Thats a guess; but over to you and from there I can share what it took to ‘transition’ from a Legato User, to not only being ‘interested’ in CommVault, but becoming deeply passionate for what it can do for our envrionment.

Badge +1

Thanks YYZ. 

  1. Switching over from other technologies takes time and a “reset” in what your used to doing.  CV does things differently, so day to day activities or management of the environment varies on the team.  So, yes, in part that is evident by not having a solid technical leadership role to build a standard operating practice then managing everyone to that SOP.  We had three islands before (CV, NBU, NW divided up by data center location and client base), now it’s one team. We kept the same assignments, but each person doesn’t manage the CV environment the same.  I falsely believed that it would be easy to “convert” people over to CV with the CV training courses.
  2. We’ve also shifted from dump-n-sweep style backups in the past, driven by our clients and application vendors, to a more mature agent-based backup. Now that we’re on one platform it was thought that it would be easier to make this needed transition, as it would be less impact on database and o/s & compute teams (again one platform to learn).
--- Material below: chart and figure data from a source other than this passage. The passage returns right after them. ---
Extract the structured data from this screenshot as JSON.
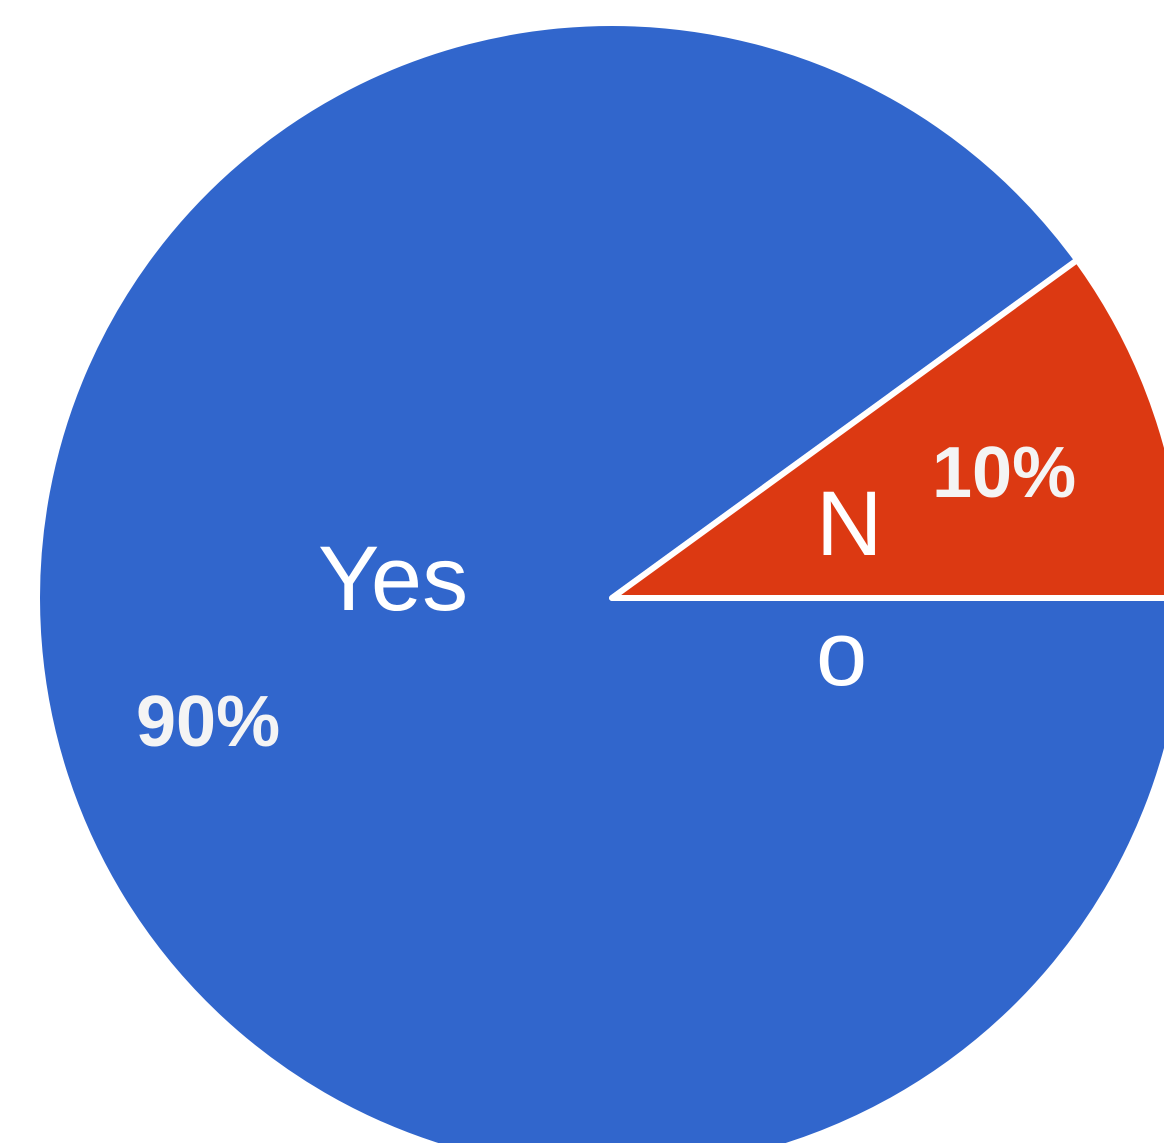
{
  "chart_data": {
    "type": "pie",
    "slices": [
      {
        "label": "Yes",
        "value": 90,
        "percent_label": "90%",
        "color": "#3166cc"
      },
      {
        "label": "No",
        "value": 10,
        "percent_label": "10%",
        "color": "#dc3912"
      }
    ],
    "slice_border_color": "#ffffff"
  }
}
So, we’ve had to learn deeper skills around features offered for databases, VMware, and advanced storage features like IntelliSnap. This puts a resource constraint on the team, it’s taken 2+years to really make this shift.
  3. We’re moving away from DataDomain to Unity (disk-based targets) backend and CV doesn’t have great tools to manage “libraries”, it appears very manual and labor intense. 
  4. We’ve had various technical issues that require deep skills and only one person that’s deep enough to work on them.  That bogs the team down and has risks of burnout.